Conforme fui acordando lentamente, ainda num estado de semiconsciência, consegui pensar "Bem, obrigada cérebro, por me fazer lembrar todos os motivos do porquê construí meus muros. Como se eu fosse conseguir esquecer um dia."
...
Acordei com um sobressalto. Ainda lembrava de meus sonhos, e senti que poderia chorar. Mas não aqui. Não com o Bryan olhando. Não tinha chorado enquanto dormia, então podia tentar continuar com a fachada. Mesmo que depois de tudo que passamos ontem, duvido que ele vá acreditar. Respirei fundo e pus a máscara de controle que usei todos os dias pelos últimos dois anos. Olhei em volta. Estávamos na mesma câmara que eu lembrava vagamente de ter entrado ontem. Era mais alta que os corredores, de terra com cristais brancos iluminando tudo. Bryan estava de costas pra mim e aparentemente ainda não tinha percebido que eu tinha acordado.
- Bom dia.- disse, chamando sua atenção.
- Bom dia.- ele sorriu.- Quer comer?
Assenti e ele me passou uma maçã e uma barrinha de cereal.

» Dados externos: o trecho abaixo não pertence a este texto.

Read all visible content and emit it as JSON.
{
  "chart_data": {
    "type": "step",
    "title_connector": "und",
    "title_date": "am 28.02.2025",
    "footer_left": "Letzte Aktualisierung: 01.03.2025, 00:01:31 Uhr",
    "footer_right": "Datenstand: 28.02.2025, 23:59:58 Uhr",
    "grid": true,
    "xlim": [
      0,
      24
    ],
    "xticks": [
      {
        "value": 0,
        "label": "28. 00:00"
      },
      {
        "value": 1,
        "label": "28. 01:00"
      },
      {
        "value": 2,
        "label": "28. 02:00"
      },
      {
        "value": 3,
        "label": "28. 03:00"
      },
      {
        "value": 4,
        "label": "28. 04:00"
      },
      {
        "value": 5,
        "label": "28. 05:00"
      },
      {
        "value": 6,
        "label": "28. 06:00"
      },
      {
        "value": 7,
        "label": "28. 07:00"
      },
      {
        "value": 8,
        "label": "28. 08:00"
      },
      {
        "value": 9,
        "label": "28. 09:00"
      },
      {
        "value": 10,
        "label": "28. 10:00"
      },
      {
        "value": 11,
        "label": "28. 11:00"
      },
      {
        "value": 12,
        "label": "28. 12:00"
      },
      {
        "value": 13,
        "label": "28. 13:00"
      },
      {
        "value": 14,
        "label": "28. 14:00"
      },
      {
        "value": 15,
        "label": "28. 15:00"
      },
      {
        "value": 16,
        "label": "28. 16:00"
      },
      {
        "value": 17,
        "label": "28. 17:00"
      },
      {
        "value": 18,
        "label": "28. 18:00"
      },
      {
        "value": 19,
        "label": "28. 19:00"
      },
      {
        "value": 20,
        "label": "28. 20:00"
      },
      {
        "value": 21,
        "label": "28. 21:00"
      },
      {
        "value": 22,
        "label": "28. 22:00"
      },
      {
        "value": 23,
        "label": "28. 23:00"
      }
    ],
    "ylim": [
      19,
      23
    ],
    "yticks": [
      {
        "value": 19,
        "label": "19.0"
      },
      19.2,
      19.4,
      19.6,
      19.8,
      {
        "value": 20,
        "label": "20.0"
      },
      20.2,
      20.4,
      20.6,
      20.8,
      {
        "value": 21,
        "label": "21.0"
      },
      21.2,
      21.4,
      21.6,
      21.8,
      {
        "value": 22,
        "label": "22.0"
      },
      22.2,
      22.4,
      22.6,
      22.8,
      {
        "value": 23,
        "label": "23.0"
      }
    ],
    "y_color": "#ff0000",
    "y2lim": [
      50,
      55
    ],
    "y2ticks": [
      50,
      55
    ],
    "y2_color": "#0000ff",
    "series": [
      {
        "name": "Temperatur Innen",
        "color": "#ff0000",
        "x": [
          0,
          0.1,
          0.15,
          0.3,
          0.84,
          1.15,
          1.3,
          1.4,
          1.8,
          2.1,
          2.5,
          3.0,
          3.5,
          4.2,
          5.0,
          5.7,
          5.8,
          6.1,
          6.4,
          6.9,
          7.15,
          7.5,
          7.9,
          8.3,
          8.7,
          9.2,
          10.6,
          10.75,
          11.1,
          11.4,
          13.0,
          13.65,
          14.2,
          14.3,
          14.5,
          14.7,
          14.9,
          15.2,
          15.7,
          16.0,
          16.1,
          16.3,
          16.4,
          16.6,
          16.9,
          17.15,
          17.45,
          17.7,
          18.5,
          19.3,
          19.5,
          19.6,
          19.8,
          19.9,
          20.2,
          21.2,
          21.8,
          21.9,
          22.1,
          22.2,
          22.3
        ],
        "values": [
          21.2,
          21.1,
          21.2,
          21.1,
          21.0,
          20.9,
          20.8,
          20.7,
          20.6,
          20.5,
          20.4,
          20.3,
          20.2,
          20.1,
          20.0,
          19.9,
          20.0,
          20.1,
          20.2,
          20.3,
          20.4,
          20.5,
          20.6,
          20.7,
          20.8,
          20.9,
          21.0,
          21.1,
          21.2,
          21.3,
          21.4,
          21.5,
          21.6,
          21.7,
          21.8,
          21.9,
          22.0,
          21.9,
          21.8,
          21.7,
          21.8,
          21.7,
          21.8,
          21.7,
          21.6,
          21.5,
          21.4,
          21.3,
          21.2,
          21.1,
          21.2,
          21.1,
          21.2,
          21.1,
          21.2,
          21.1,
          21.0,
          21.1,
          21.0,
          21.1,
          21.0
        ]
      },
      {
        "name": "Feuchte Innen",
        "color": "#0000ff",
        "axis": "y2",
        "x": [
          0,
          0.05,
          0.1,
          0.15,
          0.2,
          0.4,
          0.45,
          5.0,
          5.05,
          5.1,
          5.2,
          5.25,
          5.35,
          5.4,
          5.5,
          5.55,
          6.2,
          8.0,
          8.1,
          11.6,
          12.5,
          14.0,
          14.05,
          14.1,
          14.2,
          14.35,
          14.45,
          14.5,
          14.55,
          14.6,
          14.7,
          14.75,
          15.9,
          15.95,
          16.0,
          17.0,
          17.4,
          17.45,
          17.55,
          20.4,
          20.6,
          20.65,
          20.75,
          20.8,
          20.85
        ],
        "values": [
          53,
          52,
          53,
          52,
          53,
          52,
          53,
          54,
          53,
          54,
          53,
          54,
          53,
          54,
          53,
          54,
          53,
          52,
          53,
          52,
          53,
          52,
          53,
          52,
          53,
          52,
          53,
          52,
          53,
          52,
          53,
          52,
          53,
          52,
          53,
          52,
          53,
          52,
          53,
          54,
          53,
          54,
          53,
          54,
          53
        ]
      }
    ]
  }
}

- Como você tem toda essa comida?- perguntei enquanto comia.- Era pra ser uma missão de duas horas.
- Gosto de estar preparado para tudo. Incluindo ficar perdido em túneis subterrâneos.
- Ainda sem sinal?- perguntei, mesmo sabendo a resposta.
- Nada. A única coisa que nossos comunicadores podem fazer agora é mostrar o horário e servir de lanterna. E antes que você pergunte, são 08:37.- ficamos em silêncio por mais um tempo, e podia ver que ele debatia se me contava ou não alguma coisa. Esperei.- Hannah, eu tava pensando ontem, e eu tenho uma ideia a respeito de onde a gente tá.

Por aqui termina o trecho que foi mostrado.